O formato abstrato da narrativa encontra apoio na linguagem visual que a comunica. As direções de arte e fotografia se unem para criar um mundo excêntrico, abundante, e decadente. A arquitetura de Nova Iorque é dotada de uma art déco que se entrega perfeitamente à fantasia da fábula de Coppola. Os cenários mesclam a modernidade da art déco com um estilo clássico remetente à Roma, criando ambientes que enchem os olhos com esplendor.
Na fotografia é onde Coppola mais se aventura. Tendo sido desde sempre um diretor ambicioso, constantemente buscou criar visuais únicos em seus filmes. Em ‘Megalópolis’ ele se deixa entregar ao excesso, criando momentos surreais que complementam perfeitamente o abstracionismo da trama, onde apenas tal estética seria capaz de comunicar algo tão incongruente. Fazendo uso copioso de sobreposições para criar cenas psicodélicas em alguns dos momentos mais intensos do filme.
Tendo tudo isso em mente, é possível traçar uma segunda linha temática de ‘Megalópolis’: a de uma fábula sobre o próprio Francis Ford Coppola. As similaridades entre César Catilina e Coppola são numerosas: Um gênio ambicioso que tinha sua própria ideia sobre como a sociedade (no caso de Coppola, a indústria cinematográfica) deveria funcionar, seus esforços sempre incompreendidos e frustrados pelos que detêm poder. Indulgente como seja esta leitura, ela é impossível de ignorar. Desta forma, a titular Megalópolis pode ser vista como um novo cinema, onde os cineastas possuem mais poder sobre suas obras do que os investidores, podendo levar a arte cinematográfica aos seus limites; algo que Coppola claramente tenta fazer com ‘Megalópolis’.

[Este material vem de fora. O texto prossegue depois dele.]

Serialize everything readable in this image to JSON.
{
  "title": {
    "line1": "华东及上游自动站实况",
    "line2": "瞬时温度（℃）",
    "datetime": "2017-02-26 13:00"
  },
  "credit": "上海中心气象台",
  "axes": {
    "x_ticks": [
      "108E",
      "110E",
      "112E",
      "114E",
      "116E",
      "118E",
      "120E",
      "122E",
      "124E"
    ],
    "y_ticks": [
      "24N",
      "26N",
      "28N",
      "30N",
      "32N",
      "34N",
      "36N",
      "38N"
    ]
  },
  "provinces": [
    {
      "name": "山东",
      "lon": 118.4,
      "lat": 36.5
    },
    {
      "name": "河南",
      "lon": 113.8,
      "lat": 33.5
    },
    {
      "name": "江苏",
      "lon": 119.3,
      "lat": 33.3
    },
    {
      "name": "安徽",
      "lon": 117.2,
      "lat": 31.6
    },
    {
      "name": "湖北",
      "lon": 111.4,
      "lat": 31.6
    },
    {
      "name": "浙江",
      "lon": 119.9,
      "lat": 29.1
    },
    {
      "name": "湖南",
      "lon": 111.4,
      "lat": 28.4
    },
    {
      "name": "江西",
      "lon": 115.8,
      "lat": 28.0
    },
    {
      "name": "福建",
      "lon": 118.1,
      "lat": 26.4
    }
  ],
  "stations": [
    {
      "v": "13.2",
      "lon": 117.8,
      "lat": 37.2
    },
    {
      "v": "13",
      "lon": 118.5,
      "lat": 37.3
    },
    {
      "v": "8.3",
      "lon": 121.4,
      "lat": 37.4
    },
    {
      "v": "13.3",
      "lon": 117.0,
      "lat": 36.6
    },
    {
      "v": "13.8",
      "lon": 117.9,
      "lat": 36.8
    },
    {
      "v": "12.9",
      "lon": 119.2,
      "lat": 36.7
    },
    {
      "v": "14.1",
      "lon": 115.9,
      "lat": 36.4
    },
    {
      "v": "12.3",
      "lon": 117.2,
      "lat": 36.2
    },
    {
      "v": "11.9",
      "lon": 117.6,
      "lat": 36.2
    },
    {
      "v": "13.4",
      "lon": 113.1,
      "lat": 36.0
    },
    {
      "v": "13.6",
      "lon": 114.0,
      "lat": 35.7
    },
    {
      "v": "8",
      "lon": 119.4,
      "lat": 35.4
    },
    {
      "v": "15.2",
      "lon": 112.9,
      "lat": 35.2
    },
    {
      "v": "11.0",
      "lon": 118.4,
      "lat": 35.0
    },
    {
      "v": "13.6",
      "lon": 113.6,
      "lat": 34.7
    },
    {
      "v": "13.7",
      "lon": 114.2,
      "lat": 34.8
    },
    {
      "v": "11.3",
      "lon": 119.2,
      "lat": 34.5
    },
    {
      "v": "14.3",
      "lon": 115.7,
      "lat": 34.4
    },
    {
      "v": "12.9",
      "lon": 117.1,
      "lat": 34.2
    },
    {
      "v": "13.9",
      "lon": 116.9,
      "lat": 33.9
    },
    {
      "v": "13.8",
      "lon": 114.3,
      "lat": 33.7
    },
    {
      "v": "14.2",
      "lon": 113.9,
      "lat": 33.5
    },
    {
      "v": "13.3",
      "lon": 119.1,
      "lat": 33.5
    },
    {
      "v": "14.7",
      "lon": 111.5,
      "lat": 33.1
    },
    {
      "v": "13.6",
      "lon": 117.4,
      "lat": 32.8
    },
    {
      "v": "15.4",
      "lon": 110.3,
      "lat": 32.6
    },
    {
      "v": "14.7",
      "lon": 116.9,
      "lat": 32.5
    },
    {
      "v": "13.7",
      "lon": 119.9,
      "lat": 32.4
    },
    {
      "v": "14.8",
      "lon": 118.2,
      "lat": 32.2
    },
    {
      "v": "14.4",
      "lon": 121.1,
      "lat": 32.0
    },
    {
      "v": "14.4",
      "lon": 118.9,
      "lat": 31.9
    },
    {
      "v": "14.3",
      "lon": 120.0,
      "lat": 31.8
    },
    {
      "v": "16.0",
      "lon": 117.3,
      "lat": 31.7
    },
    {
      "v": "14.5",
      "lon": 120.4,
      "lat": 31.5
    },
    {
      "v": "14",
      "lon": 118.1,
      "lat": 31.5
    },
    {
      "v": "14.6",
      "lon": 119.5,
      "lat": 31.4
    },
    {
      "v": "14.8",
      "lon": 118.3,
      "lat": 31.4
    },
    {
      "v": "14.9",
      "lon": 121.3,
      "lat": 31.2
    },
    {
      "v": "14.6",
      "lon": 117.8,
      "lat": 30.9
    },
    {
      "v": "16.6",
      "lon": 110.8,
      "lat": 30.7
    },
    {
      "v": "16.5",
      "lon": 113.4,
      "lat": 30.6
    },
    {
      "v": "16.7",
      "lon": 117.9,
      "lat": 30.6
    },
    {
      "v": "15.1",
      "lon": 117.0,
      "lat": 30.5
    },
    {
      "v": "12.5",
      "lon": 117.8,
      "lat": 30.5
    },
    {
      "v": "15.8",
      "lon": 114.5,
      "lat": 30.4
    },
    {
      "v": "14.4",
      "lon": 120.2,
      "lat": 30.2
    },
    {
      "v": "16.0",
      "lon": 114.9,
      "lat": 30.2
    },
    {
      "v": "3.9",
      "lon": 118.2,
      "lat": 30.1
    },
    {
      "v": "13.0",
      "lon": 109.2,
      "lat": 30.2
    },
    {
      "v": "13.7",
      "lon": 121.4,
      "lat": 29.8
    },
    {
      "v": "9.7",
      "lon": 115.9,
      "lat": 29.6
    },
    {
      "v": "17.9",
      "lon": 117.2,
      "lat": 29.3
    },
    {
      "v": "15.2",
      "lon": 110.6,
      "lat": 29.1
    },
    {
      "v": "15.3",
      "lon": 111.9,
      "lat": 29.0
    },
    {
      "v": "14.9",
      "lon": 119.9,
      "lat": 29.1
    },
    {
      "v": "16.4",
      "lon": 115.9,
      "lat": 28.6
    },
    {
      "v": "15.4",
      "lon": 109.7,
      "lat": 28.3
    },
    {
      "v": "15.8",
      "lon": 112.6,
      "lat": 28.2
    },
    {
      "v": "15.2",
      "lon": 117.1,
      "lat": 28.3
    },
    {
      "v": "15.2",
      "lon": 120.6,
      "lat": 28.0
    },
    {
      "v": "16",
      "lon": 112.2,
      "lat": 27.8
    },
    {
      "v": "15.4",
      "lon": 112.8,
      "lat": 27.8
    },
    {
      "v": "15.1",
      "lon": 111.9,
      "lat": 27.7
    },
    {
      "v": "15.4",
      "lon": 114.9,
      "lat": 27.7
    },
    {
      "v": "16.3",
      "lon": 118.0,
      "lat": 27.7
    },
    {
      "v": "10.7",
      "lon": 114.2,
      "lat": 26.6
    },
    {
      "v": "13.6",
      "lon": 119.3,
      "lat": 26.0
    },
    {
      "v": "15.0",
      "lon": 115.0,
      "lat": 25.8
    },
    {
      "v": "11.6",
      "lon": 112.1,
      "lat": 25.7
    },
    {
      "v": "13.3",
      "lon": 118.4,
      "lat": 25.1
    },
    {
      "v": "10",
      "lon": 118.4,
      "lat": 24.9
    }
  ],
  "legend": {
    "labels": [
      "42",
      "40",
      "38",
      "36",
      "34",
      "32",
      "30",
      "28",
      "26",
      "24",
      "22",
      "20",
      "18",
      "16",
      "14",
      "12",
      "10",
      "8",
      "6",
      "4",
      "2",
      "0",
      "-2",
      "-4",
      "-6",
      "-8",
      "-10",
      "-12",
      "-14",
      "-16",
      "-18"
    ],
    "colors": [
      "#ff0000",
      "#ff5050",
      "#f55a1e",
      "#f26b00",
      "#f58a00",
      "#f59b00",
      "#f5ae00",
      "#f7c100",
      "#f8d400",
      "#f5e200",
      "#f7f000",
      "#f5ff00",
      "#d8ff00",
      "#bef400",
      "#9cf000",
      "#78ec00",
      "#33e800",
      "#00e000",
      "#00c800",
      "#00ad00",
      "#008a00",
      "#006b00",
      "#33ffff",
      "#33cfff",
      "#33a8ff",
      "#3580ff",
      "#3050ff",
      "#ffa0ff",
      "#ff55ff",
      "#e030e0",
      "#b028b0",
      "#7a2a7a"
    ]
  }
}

A pergunta que impregna o espectador ao assistir ‘Megalópolis’ é: seria isso uma expressão artística avant-garde de um gênio incompreendido, ou os delírios dementes de um velho obcecado? Ou talvez os dois? Não é meu lugar, ou até mesmo o lugar da crítica em geral, responder isto. ‘Megalópolis’ é uma obra complexa e certamente falha, e cabe apenas ao espectador decifrar o que ela significa para ele. Coppola buscou fugir do convencional, e esse objetivo ele com certeza alcançou.